City & State: Can New York lead the nation on antitrust enforcement?

Originally published in City & State

The old American tradition of trust busting is having something of a renaissance. In late July, Congress summoned the chief executives of Apple, Amazon, Google and Facebook for a historic hearing on the tech giants’ allegedly anti-competitive behavior. As soon as this month, state and federal prosecutors plan to bring an antitrust lawsuit against Google. And now, the New York state Legislature is about to consider a new bill that one expert said would put New York at the forefront of antitrust enforcement in the nation. 

On Monday, the state Senate will hold a hearing on a bill introduced earlier this summer by state Sen. Michael Gianaris that would expand the state’s ability to sue companies – including tech giants – for anti-competitive behavior. While antitrust enforcement tends to be thought of as something happening at the federal level – the Department of Justice’s impending lawsuit against Google, for example – the passage of this legislation could allow New York to take more aggressive action against companies allegedly engaging in anti-competitive behavior than it’s currently able to under federal antitrust laws. “This bill in one stroke would transform New York state into a pioneer, a center of antitrust enforcement,” said Tim Wu, a former advisor in the state attorney general’s office, and author of the book, “The Curse of Bigness: Antitrust in the New Gilded Age.”

The 21st Century Antitrust Act introduced by Gianaris would amend New York’s current antitrust law – known as the Donnelly Act – in a few key ways. First, it would allow private class action antitrust lawsuits, increase the maximum prison sentence for antitrust crimes to 15 years and increase the maximum penalty to $100 million. Second, it would allow the state to sue a single company for engaging in creating or attempting to create a monopoly. Currently, the law only allows the state to bring a lawsuit against two or more companies conspiring to conduct anti-competitive behavior. That standard is outdated, Gianaris said. “When the laws were first written, 100-plus years ago, what they were really trying to get at were bid rigging or price fixing among players in the industry, where two or more players would team up to influence the market,” he told City & State. “And since that time, what we've seen is that unilateral behavior is a problem as well.” Gianaris offered examples of that kind of behavior, including big companies undercutting their competition on prices – even to their own temporary losses – or a search engine directing traffic to its own products. (Google has been accused of doing the latter, but has denied the claim.)

While antitrust lawsuits against unilateral action can be brought in federal court, Wu said they’re typically harder cases to win there. “The federal judiciary has been loaded up for eight years – maybe 20 years – with antitrust skeptics, particularly in the Republican party,” he said. “So you have a federal judiciary that’s pretty hostile to the antitrust laws.” Under Gianaris’ legislation, these types of cases could now be brought in state court too, where judges may be less hostile to ruling against companies engaging in anti-competitive practices.

 

But the most notable, and likely to be most controversial, aspect of the legislation is language that changes the standard of illegal behavior to include a company in a dominant position – but not technically a monopoly – abusing that position. That standard goes beyond what’s defined as illegal in existing U.S. antitrust law, but it is used in other parts of the world, including in the European Union. 

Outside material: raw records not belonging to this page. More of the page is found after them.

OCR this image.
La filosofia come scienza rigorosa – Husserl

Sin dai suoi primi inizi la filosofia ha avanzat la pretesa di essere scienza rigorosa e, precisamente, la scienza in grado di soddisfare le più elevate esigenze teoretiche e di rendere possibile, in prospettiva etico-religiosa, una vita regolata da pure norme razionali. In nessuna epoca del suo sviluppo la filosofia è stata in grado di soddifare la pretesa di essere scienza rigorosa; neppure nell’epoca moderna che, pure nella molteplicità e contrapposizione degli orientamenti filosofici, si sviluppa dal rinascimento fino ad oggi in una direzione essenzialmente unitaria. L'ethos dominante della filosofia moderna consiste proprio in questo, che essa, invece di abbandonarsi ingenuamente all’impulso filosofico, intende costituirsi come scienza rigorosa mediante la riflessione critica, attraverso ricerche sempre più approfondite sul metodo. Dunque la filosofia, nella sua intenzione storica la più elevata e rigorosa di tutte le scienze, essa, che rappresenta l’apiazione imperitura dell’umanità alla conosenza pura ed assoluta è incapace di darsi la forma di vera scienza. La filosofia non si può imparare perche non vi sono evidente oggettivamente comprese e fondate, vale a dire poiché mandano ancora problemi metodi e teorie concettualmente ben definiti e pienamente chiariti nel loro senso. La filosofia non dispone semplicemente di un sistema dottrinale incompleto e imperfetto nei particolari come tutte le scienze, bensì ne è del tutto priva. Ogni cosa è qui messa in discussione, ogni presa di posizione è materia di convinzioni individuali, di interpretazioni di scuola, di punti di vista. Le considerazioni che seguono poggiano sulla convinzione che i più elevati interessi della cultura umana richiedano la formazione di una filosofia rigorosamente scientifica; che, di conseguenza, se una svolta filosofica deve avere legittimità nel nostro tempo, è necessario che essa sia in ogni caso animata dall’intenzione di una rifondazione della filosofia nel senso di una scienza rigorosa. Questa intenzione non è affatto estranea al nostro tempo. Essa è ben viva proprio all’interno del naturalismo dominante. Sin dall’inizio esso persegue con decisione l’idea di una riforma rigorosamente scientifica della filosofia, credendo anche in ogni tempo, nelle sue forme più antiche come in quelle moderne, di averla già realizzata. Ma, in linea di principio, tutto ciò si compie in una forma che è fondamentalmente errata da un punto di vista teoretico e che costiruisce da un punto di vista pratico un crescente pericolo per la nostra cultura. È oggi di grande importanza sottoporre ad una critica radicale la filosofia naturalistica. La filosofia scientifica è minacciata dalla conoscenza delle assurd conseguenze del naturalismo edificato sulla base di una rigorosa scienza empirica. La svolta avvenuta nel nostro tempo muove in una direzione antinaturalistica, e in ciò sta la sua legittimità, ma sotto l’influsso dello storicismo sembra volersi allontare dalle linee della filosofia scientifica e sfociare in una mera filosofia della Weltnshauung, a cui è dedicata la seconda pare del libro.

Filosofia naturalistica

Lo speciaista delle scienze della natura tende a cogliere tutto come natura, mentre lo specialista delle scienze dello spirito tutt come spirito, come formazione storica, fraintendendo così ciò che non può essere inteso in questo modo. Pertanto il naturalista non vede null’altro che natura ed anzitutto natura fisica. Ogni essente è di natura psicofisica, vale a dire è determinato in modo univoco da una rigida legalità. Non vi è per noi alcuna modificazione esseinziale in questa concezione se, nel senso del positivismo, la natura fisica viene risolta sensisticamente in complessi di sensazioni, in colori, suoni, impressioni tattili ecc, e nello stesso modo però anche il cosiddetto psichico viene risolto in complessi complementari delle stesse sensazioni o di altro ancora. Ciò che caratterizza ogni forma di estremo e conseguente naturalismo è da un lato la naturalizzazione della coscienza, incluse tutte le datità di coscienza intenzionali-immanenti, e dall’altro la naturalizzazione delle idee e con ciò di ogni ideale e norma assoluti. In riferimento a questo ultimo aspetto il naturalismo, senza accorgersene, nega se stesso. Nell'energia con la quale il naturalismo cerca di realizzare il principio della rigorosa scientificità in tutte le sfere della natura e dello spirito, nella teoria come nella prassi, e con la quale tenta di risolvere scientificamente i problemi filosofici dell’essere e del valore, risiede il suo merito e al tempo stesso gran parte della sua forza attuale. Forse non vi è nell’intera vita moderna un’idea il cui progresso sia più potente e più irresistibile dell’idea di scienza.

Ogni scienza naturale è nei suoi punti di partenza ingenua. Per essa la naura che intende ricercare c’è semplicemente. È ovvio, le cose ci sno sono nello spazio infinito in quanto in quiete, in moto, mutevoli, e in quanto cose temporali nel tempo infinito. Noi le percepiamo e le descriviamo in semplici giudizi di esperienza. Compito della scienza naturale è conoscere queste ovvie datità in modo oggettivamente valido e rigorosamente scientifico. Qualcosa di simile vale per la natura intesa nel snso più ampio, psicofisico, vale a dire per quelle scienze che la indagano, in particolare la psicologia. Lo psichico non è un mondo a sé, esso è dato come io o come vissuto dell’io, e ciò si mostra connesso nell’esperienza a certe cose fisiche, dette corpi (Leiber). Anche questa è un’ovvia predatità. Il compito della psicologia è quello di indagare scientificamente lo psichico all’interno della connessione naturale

Proving that a company is a monopoly is a bit like threading the eye of a needle, Wu said, noting that companies such as Amazon can argue that they’re not monopolies even as it’s accused of pushing smaller companies out of the market or using data from its third-party sellers for its own benefit. But legislation making it illegal for a company in a dominant position to abuse that position could make it easier to target some of those Big Tech companies. “That actually covers a lot more companies than monopoly, because there are a lot of powerful companies who are dominant but not (a) monopoly,” Wu said of the dominance standard.

Already, however, critics have said that this standard is too vague – and may even be unconstitutional. The state legislation does not explicitly define a “dominant position” and it’s not clear what constitutes an abuse of market dominance, though Gianaris said that part of the purpose of Monday’s hearing is to refine the proposal. 

New York Attorney General Letitia James – an antitrust crusader in her own right – has already backed the proposal, and Gianaris said they are working “hand-in-hand” with her office on the legislation. But while the congressional hearings on antitrust issues earlier this summer put Big Tech’s unchecked powers in the spotlight, pushback on this legislation from big companies and industry groups will likely be fierce. 

Ahead of Monday’s hearing, several groups had submitted written testimony against the legislation, including tech industry groups Tech:NYC and TechNet. “As S.8700’s bill memo states, Big Tech is the target of this bill,” written testimony from Tech:NYC reads. “But the chance to work and partner with Big Tech is partly what drives smaller tech companies and startups to New York. To make any businesses think twice about locating or expanding in New York right now is not something we as a New York-focused organization can support.”

While the full list of witnesses at Monday’s hearing was not immediately available on the state Senate’s website, Gianaris said that not all business groups will line up against the legislation. “This is a pro-business proposal in the sense that small and medium sized businesses that have been getting pounded by the big players will benefit greatly from this,” he said. “And we're gonna have some people testifying exactly about that.”